Insitu, a subsidiary of The Boing Company, teamed up with AWS to demonstrate remote cloud data processing, which involved pre-processing and then transferring terabytes of data to Amazon Web Services.
The data was gathered via a drone, and sent to AWS without an internet connection.
Both Insitu technology, and the AWS Snowball service were put to good use here, to accomplish this remarkable task.
Insitu creates solutions for unmanned systems like drones, which can be used to survey, process, and interpret sensor data. It is also the creator of INEXA Cloud that is the part of a suite of resources to process and interpret large amounts of data gathered by unmanned systems to create actionable intel.
This also includes highly complex 3D terrain models.
AWS Snowball, meanwhile, is the service from the cloud giant that enables enterprises to transfer large amounts of pre-processed data to the platform through dedicated physical storage appliances — rather than across the web.
The appliance, known as AWS Snowball Edge, is a 100 TB data transfer device that has onboard storage and compute capability for local processing and edge computing workloads.
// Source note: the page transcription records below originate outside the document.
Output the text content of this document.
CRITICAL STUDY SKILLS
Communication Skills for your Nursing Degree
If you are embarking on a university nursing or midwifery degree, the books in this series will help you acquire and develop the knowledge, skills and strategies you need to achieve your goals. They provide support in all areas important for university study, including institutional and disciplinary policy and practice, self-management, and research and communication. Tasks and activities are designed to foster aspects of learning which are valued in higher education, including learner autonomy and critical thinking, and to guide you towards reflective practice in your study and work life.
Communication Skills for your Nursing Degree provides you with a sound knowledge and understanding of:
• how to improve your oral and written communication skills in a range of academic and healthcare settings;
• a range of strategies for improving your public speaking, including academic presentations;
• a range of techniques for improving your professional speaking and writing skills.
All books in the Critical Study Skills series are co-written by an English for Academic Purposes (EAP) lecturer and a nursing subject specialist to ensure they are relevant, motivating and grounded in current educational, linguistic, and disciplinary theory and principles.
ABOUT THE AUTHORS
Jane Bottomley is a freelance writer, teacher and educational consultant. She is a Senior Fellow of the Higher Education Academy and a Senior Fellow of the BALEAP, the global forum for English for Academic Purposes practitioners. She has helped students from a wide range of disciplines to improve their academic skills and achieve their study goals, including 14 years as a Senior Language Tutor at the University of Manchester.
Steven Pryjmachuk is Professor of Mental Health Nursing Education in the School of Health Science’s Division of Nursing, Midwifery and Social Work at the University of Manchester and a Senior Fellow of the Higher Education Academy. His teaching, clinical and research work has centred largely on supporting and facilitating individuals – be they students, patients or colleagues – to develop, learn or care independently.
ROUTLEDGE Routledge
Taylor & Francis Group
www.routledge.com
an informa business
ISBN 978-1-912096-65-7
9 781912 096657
As revealed, Insitu deployed a ScanEagle unmanned aerial vehicle, and the UAV flew over a remote area, collecting terabytes of sensor data to surveil over a kilometer of a wall in a remote location in Queensland, Australia.
It flew for less than an hour, but gathered terabytes of data in its flight.
Upon return, its data was downloaded to an AWS Snowball Edge device, pre-processed, had its data integrity validated, and then readied to be transferred to the nearest AWS region. Where it was then directly uploaded into the Insitu AWS account.
An internet connection was, obviously, not required throughout the demo.
The demo served as a modern equivalent of couriering a hard drive when transferring large amounts of data over the internet would have taken too long. Only, with a little cloud flavor thrown in for good measure.